В молчании мы сидели за кухонным столом. Я поставила перед ним чай и печенье «Мари». «Мари»: печенье для стариков, для тех, у кого нет зубов.

– Я хочу попросить вас сделать для меня кое-что, если я умру. Я хотела бы послать дочери кое-какие бумаги. Но не теперь, а когда меня уже не будет. Для меня это важно. Поэтому я не могу отослать их сама. Я запакую их в бандероль, наклею марки. Вам надо будет только отнести их на почту. Вы это сделаете? Он беспокойно заерзал.

– Я не стала бы просить вас об одолжении, если б можно было устроить это как-то иначе. Но меня уже здесь не будет.

– Вам больше некого попросить? – сказал он.

– Мне есть кого попросить, но я прошу вас. Это личные бумаги, личные письма. Они достанутся моей дочери. Это все, что я могу ей дать, все, что она пожелает взять из этой страны. И я не хочу, чтобы кто-то другой открыл их и прочел.

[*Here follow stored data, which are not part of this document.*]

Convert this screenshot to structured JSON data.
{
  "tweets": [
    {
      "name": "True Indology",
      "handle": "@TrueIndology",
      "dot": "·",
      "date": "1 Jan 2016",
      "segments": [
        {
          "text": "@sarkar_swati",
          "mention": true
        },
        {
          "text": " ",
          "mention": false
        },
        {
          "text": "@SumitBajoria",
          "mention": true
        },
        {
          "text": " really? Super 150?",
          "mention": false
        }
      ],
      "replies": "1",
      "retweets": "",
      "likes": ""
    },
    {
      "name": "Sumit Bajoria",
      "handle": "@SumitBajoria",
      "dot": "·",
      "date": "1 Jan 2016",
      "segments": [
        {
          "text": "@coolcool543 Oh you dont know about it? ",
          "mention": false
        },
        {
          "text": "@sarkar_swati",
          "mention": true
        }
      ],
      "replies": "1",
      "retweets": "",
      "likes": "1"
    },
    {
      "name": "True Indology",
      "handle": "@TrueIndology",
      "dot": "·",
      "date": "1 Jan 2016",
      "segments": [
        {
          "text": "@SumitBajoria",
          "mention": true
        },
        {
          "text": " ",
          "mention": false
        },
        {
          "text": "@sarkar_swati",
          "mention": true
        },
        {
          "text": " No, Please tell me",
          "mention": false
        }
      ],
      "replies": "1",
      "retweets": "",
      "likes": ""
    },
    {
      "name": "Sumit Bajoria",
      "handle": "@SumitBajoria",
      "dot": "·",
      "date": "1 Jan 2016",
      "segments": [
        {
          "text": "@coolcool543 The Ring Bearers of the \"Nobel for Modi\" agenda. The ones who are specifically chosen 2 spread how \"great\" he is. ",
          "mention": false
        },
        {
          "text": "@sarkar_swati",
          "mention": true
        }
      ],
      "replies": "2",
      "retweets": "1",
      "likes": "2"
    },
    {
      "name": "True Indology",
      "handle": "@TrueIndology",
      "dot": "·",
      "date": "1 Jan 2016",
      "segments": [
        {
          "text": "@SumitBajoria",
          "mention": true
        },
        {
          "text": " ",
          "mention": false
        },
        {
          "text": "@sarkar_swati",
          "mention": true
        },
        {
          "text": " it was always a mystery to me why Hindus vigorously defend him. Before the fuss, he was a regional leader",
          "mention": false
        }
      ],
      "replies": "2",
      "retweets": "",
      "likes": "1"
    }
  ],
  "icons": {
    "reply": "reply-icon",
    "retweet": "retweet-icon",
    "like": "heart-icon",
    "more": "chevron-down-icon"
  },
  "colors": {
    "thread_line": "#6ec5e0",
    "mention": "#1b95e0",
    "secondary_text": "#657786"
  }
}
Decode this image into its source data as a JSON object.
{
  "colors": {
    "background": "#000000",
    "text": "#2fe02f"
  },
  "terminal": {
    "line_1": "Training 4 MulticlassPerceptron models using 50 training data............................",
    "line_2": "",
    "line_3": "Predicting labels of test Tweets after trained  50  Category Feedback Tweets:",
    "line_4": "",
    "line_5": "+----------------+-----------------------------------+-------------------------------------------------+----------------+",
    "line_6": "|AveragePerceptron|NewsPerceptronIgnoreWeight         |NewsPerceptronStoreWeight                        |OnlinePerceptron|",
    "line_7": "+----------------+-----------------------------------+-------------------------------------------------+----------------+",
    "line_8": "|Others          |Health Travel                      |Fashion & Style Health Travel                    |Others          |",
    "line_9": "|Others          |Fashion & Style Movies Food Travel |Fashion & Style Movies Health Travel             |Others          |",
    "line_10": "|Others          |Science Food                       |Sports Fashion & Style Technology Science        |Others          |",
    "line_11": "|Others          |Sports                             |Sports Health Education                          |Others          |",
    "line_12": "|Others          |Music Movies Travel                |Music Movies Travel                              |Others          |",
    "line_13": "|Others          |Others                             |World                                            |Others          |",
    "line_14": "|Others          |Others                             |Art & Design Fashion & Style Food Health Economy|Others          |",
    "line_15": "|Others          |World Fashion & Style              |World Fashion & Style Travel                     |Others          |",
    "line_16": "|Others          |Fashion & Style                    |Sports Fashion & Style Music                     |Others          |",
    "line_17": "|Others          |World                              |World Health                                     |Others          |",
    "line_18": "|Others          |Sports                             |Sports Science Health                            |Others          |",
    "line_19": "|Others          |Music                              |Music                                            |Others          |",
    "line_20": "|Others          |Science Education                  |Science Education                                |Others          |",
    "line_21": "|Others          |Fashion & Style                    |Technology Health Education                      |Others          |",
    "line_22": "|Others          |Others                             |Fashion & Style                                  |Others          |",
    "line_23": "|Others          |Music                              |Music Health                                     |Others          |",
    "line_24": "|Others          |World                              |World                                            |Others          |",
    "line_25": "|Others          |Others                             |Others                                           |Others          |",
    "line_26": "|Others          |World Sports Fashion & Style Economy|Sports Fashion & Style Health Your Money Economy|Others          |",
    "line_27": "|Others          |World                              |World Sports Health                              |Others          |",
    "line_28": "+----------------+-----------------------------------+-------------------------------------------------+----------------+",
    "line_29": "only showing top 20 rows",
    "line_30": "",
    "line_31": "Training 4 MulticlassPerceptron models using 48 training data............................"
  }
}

Личные бумаги. Слова, что ты теперь читаешь – или не прочтешь уже никогда. Дойдут ли они до тебя? Дошли ли? Два вопроса, предполагающие один ответ – ответ, который мне узнать не дано. Для меня это письмо навсегда останется письмом в бутылке; я доверила его волнам, наклеив на него марки Южно-Африканской Республики и надписав твое имя.

– Я не знаю, – сказал этот человек, мой посланник, беспокойно двигая ложку.

Он ничего не намерен обещать. А если и пообещает, то все равно в конце концов поступит по-своему. Последняя воля, не имеющая силы. Ибо мертвые – уже не люди. Вот закон: любой договор с мертвыми теряет силу. Мертвых нельзя обмануть, нельзя предать, если только вы не совершаете это в своем сердце, где они живут.

– Неважно, – сказала я. – Я хотела еще попросить вас приходить и кормить кошек. Но я устрою все иначе.

А как? В Египте кошек замуровывали вместе с мертвым хозяином. Не этого ли я хочу? Их желтые глаза в темноте, шныряющие туда-сюда в поисках выхода из склепа.

– Мне придется их усыпить, – сказала я. – Они слишком стары, чтобы привыкнуть к новому дому.

Мои слова разбивались о его молчание, словно вода о камни.

– Что-то нужно сделать, – продолжала я. – Не могу же я оставить все как есть. На моем месте вы бы чувствовали то же самое.

Он покачал головой. Неправда. Да, неправда. Как-то зимней ночью; раньше или позже, когда искусственный огонь в его жилах не сможет больше его отогреть, он погибнет. Умрет в подворотне или на задворках, обхватив себя руками, и, когда его найдут, собака—эта или другая – будет выть над ним и лизать ему лицо. Потом его увезут, а собаку бросят, вот и всё. Ни последней воли, ни наследства, ни мавзолея.

– Я отправлю вашу бандероль, – сказал он.